A falta de água em São Paulo

Artigo de Edson Aparecido da Silva, coordenador da Frente Nacional pelo Saneamento Ambiental, e do sociólogo Ricardo Guterman

Por Edson Aparecido da Silva e Ricardo Guterman*

Educar as pessoas para que mudem seus hábitos em relação ao consumo de água é salutar, mas existe uma grande diferença entre conscientizar e responsabilizar, mesmo subliminarmente, o cidadão pela ameaça de racionamento.

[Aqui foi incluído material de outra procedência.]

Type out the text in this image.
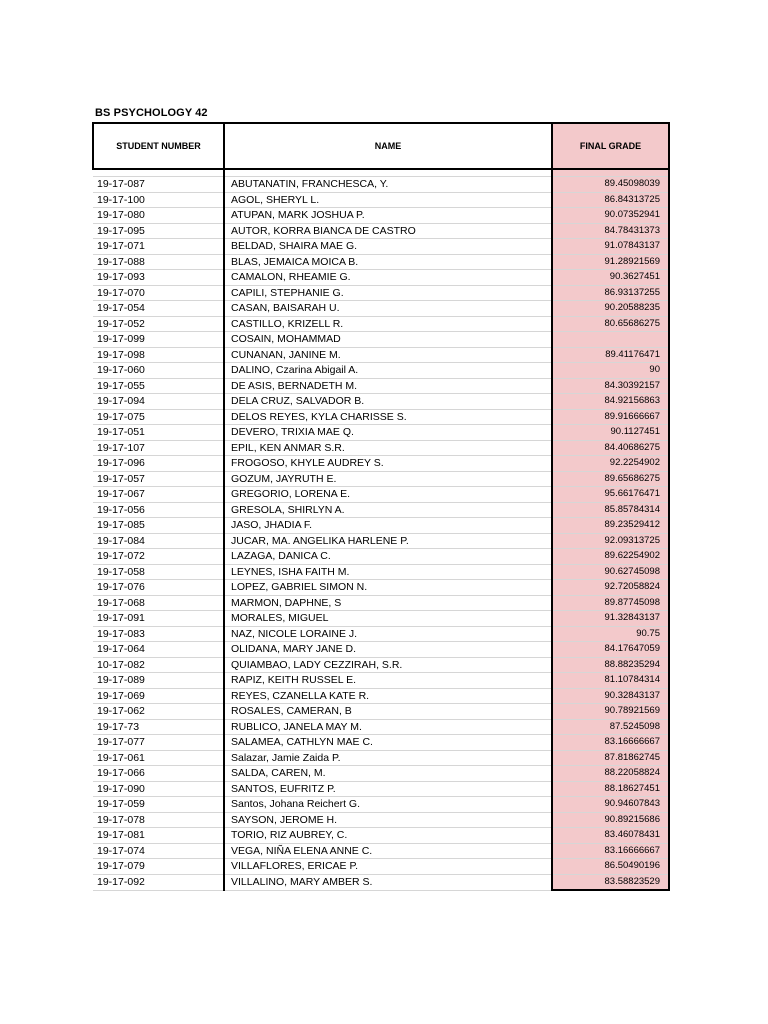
BS PSYCHOLOGY 42
STUDENT NUMBER	NAME	FINAL GRADE

19-17-087	ABUTANATIN, FRANCHESCA, Y.	89.45098039
19-17-100	AGOL, SHERYL L.	86.84313725
19-17-080	ATUPAN, MARK JOSHUA P.	90.07352941
19-17-095	AUTOR, KORRA BIANCA DE CASTRO	84.78431373
19-17-071	BELDAD, SHAIRA MAE G.	91.07843137
19-17-088	BLAS, JEMAICA MOICA B.	91.28921569
19-17-093	CAMALON, RHEAMIE G.	90.3627451
19-17-070	CAPILI, STEPHANIE G.	86.93137255
19-17-054	CASAN, BAISARAH U.	90.20588235
19-17-052	CASTILLO, KRIZELL R.	80.65686275
19-17-099	COSAIN, MOHAMMAD	
19-17-098	CUNANAN, JANINE M.	89.41176471
19-17-060	DALINO, Czarina Abigail A.	90
19-17-055	DE ASIS, BERNADETH M.	84.30392157
19-17-094	DELA CRUZ, SALVADOR B.	84.92156863
19-17-075	DELOS REYES, KYLA CHARISSE S.	89.91666667
19-17-051	DEVERO, TRIXIA MAE Q.	90.1127451
19-17-107	EPIL, KEN ANMAR S.R.	84.40686275
19-17-096	FROGOSO, KHYLE AUDREY S.	92.2254902
19-17-057	GOZUM, JAYRUTH E.	89.65686275
19-17-067	GREGORIO, LORENA E.	95.66176471
19-17-056	GRESOLA, SHIRLYN A.	85.85784314
19-17-085	JASO, JHADIA F.	89.23529412
19-17-084	JUCAR, MA. ANGELIKA HARLENE P.	92.09313725
19-17-072	LAZAGA, DANICA C.	89.62254902
19-17-058	LEYNES, ISHA FAITH M.	90.62745098
19-17-076	LOPEZ, GABRIEL SIMON N.	92.72058824
19-17-068	MARMON, DAPHNE, S	89.87745098
19-17-091	MORALES, MIGUEL	91.32843137
19-17-083	NAZ, NICOLE LORAINE J.	90.75
19-17-064	OLIDANA, MARY JANE D.	84.17647059
10-17-082	QUIAMBAO, LADY CEZZIRAH, S.R.	88.88235294
19-17-089	RAPIZ, KEITH RUSSEL E.	81.10784314
19-17-069	REYES, CZANELLA KATE R.	90.32843137
19-17-062	ROSALES, CAMERAN, B	90.78921569
19-17-73	RUBLICO, JANELA MAY M.	87.5245098
19-17-077	SALAMEA, CATHLYN MAE C.	83.16666667
19-17-061	Salazar, Jamie Zaida P.	87.81862745
19-17-066	SALDA, CAREN, M.	88.22058824
19-17-090	SANTOS, EUFRITZ P.	88.18627451
19-17-059	Santos, Johana Reichert G.	90.94607843
19-17-078	SAYSON, JEROME H.	90.89215686
19-17-081	TORIO, RIZ AUBREY, C.	83.46078431
19-17-074	VEGA, NIÑA ELENA ANNE C.	83.16666667
19-17-079	VILLAFLORES, ERICAE P.	86.50490196
19-17-092	VILLALINO, MARY AMBER S.	83.58823529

O risco iminente de racionamento no fornecimento de água que se vive hoje na Região Metropolitana de São Paulo (RMSP) está relacionado aos baixos níveis de armazenamento de água nas represas do sistema Cantareira, que estavam com apenas 16,9% de sua capacidade em 25 de fevereiro, o mais baixo desde sua instalação. O fenômeno decorre do regime de chuvas atípico neste verão, muito abaixo das médias históricas, e das altas temperaturas que provocaram o aumento do consumo. A possibilidade de racionamento, porém, é consequência também de problemas estruturais no conjunto do sistema de abastecimento, que opera sem nenhuma margem de segurança para fazer frente a eventos climáticos adversos.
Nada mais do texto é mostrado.